SENDİKALAR NE KADAR BAŞARILI
Giderek derinleşen ekonomik krizden en fazla etkilenenler işçi sınıfının işçi statüsünde çalıştırılan kesimi. İşçi sendikaları sayıları giderek artan ve sorunları giderek yoğunlaşan işçileri gerektiği gibi temsil edebiliyor mu?

Giderek derinleşen ekonomik krizden en fazla etkilenenler işçi sınıfının işçi statüsünde çalıştırılan kesimi. İşçi sendikaları sayıları giderek artan ve sorunları giderek yoğunlaşan işçileri gerektiği gibi temsil edebiliyor mu? Sendikasız işçileri örgütlemek için ciddi çabaları var mı? Örgütlenme engelleri çok mu büyük; yoksa sorun sendikaların anlayış, yapı ve uygulamalarında mı?
Çalışma ve Sosyal Güvenlik Bakanlığının Ocak 2015 istatistiklerine göre, işçi sendikalannın üyelerinin işkollarına göre dağılımı aşağıdaki tabloda yer almaktadır. Türkiye’de 12.2 milyon işçi, 1.3 milyon sendika üyesi var. Sendikalaşma oranı yüzde 10.65. Bu rakamlar doğru mu? Tam değil. Sendika üyesiyken işsiz kalanlar bir yıl süreyle üyeliğini sürdürüyor. Bir işyerinde toplusözleşme kapsamında sendika üyesiyken o işyerinden ayrılıp aynı işkolunda sendikasız başka bir işyerine giren işçinin üyeliği devam ediyor. Bazı işyerlerindeki işçiler de, bir örgütlenme çabasının parçası olmadan bir sendikaya üye oluyorlar.
SENDİKALAŞMA İŞLEMİ KOLAYLAŞTI
Diğer taraftan sendika üyeliğini kolaylaştıran gelişmeler oldu. Uluslararası sözleşmeler doğrudan uygulanırlık kazandı ve örgütlenmede mevzuat engeli kalmadı. Eskiden sendikalaşması yasak olan özel güvenlik görevlileri ile özel sektör eğitim kurumlarındaki öğretmenlerin sendikalaşmasına olanak tanındı. Kaçak işçilik ciddi biçimde azaltıldı.
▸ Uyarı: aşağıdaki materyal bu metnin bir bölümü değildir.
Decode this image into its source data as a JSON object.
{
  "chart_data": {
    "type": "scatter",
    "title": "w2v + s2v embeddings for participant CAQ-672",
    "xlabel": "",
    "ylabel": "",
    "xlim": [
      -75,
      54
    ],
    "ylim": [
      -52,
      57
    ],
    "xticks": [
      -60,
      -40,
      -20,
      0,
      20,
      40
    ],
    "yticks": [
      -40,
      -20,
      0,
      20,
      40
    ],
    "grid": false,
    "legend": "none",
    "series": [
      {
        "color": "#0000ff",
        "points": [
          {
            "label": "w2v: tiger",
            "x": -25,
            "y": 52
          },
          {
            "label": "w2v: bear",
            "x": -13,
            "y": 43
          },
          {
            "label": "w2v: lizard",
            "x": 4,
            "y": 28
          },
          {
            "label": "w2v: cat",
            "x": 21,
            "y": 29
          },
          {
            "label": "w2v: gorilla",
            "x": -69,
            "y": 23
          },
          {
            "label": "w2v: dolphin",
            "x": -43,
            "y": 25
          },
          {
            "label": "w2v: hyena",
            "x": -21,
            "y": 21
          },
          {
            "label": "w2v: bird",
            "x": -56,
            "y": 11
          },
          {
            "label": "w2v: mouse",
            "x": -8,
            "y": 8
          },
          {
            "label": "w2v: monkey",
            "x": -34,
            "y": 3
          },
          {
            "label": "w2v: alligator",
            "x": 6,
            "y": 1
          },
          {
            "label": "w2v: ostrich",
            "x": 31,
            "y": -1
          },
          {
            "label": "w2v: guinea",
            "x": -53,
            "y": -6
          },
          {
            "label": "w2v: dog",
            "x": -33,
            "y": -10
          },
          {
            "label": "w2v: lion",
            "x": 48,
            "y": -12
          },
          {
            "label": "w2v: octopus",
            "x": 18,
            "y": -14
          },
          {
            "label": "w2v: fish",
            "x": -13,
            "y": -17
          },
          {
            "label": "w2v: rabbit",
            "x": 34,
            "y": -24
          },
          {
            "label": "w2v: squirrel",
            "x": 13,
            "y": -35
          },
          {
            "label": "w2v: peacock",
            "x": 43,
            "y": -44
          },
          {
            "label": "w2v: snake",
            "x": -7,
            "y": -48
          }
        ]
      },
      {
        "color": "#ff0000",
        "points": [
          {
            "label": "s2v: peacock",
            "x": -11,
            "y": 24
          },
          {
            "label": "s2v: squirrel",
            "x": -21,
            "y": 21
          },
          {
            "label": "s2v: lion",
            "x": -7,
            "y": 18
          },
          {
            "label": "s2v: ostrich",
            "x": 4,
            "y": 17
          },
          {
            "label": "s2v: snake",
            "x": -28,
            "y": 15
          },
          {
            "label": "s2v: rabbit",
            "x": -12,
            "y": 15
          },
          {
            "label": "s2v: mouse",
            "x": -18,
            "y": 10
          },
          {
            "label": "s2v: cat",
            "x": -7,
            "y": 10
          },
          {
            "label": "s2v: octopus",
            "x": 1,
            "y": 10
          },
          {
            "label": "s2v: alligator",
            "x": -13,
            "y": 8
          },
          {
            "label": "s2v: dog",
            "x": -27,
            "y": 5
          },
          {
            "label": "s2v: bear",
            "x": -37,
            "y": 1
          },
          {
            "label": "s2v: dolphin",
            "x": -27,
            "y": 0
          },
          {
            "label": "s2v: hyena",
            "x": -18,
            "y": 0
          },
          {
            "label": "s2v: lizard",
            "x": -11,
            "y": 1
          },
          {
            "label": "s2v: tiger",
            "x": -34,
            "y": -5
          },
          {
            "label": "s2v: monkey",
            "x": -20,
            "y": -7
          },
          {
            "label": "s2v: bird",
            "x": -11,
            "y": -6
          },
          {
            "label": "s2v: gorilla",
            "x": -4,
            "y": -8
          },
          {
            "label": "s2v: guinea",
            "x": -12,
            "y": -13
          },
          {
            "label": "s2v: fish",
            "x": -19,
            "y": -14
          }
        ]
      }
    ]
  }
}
Sendika üyeliği için çalışma saatleri içinde notere gitme ve epeyce bir para ödeme zorunluluğu kalktı. Bazı işyerlerindeki patronlar da işçilerini internet üzerinden işyerinin belirlediği sendikaya üye yaptılar. Gerçekten aidat ödeyen sendika üyesi sayısı herhalde 800 bin civarında. Diğer bir deyişle, işçi sendikalarının örgütlenme başarısı, 12.2 milyonda yalnızca 800 bin kadar. Başarısızlar.
NİYET OLMAYINCA
Paraları mı yok? Bir kısmının evet. Ancak bir kısmının parası da var. Örneğin Yol-İş Sendikası’nın çok parası var. Ancak abartılmış üye sayısı 39.517. Halbuki inşaat işkolunda çalışan işçi sayısı 1 milyon 546 bin 830.
Yol-İş eğer Türk-İş üyesi olmasa, yüzde 2.56’lık sendikalaşma oranıyla, toplusözleşme yapma ehliyetini bile kaybedecek. Peki, bol paralı Yol-İş, sendikasız 1 milyon 500 bini aşkın inşaat işçisini örgütlemek için ciddi bir örgütlenme çalışması sürdürüyor mu? Hayır. Ciddi bir eğitim çalışması yapıyor mu? Hayır.
Bugünkü koşullarda bu kadar başarısız olan bir sendika, giderek daha da derinleşen kriz koşullarında gerekli mücadeleyi verebilir mi? Cevap ortada değil mi! Diğer işkollannın çoğu için de durum farklı değil. Sakin sularda sendikacılık yapmaya alışmışlar; ancak şimdi fırtınalar zamanı.